An’ I knew you were being well looked after at the Home.’ Auntie Betty sounded aggrieved at the implied criticism. Kit went and stood beside her. He stared at the two boys solemnly. ‘Time goes by anyroad, almost before you notice. I was always going to come and see you,’ Betty went on.
‘Aye, well,’ said Elizabeth. ‘But don’t call me Lizzie.’ She smiled at Kit. Oh, he was a bonny lad, well set up and tall for his age. Betty was doing a good job of bringing him up and he seemed fond enough of her. She could forgive her aunt a lot for that.
‘I’m your sister – Elizabeth, Kit,’ she said again.
‘I haven’t got a sister, nor a brother neither,’ he replied, and she was shocked.
‘Auntie Betty! You didn’t tell him that, did you?’
‘No, I didn’t. I suppose he just thought it.’ Betty was on the defensive now. She put an arm around the boy’s shoulders.
‘You didn’t tell him about us neither,’ Elizabeth said bitterly.
‘You leave my mam alone,’ said Kit. ‘An’ my name’s Christopher.’ His little face was flushed and he stood in front of Betty, fists doubled up.

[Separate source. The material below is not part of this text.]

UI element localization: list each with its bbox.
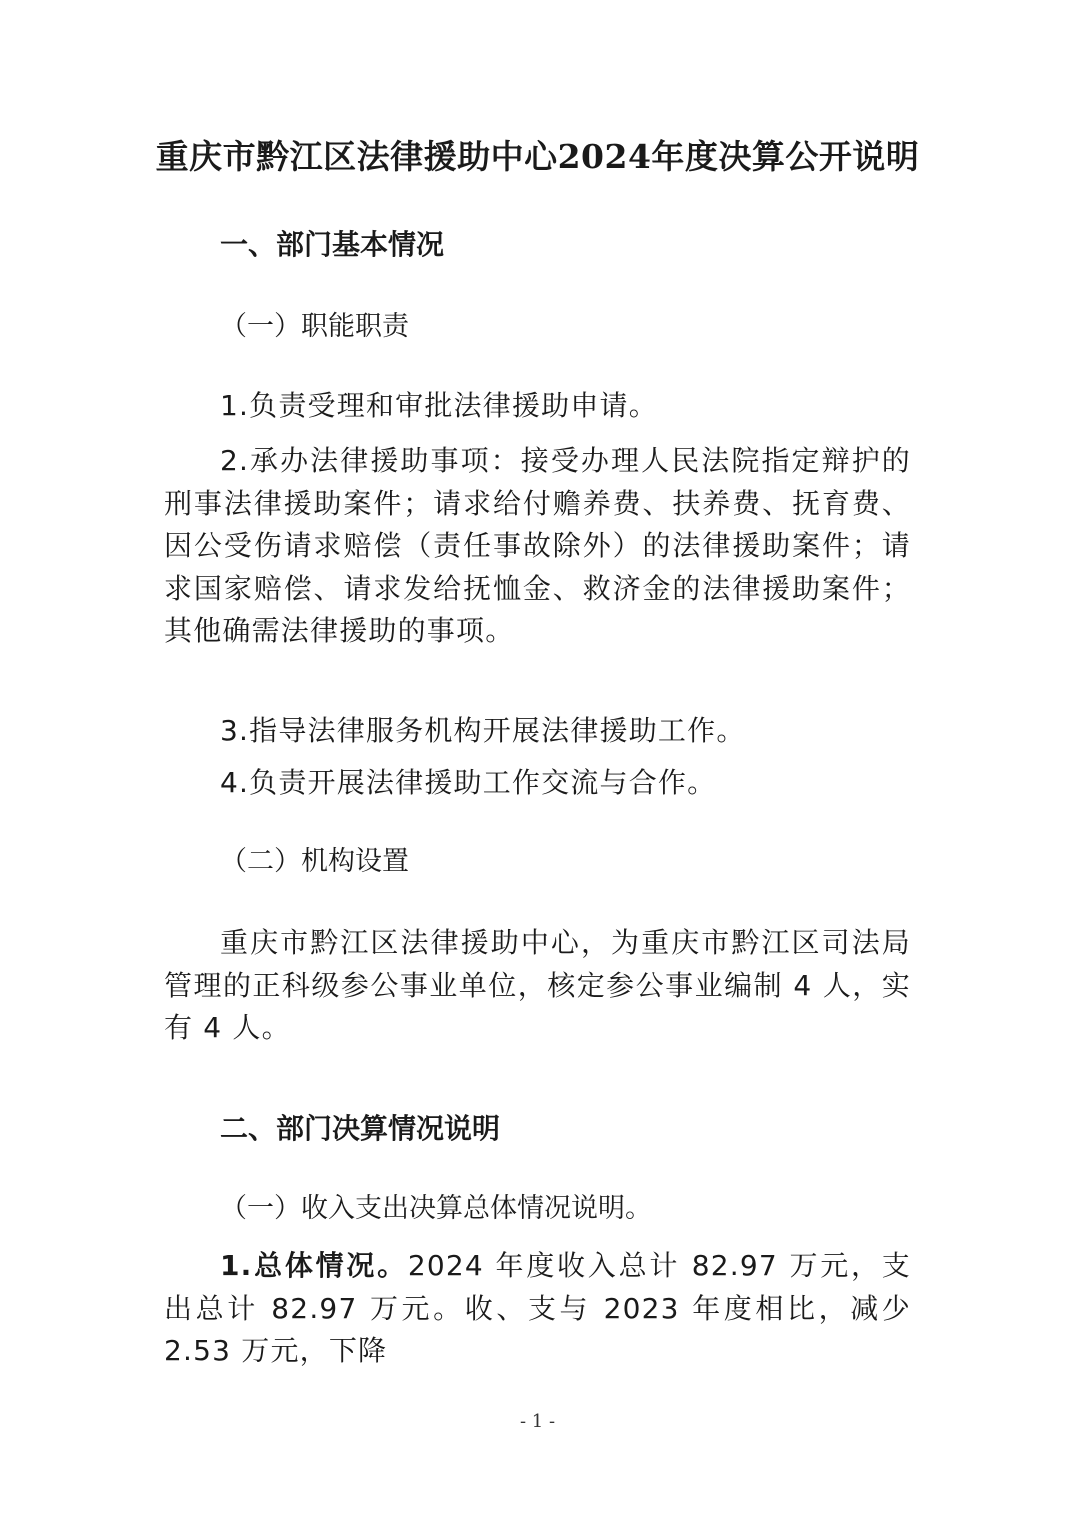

Jimmy and Tommy stood by the window, looking embarrassed, as though they would like to be anywhere but there. Elizabeth glanced at Jimmy, seeing how he felt. She would get no backup there, she realised.
‘You two go on out, if you like,’ she said. ‘I can get back to Newcomb Hall on my own.’ They turned as one for the door. Elizabeth wasn’t ready to give up yet, though.
‘Kit – Christopher, I am your sister, pet,’ she repeated. ‘I just came to see if you were happy.’
‘Why shouldn’t he be?’ demanded Betty. ‘We do our very best for him, me and Ben.’
This had the unfortunate effect of reminding Elizabeth of the last time she had seen Uncle Ben, three years ago now but still fresh in her mind.
‘Do you like Uncle Ben, Christopher?’ she asked the boy.
‘Dad. He calls him Daddy,’ Betty put in. ‘You love your dad, don’t you, Christopher?’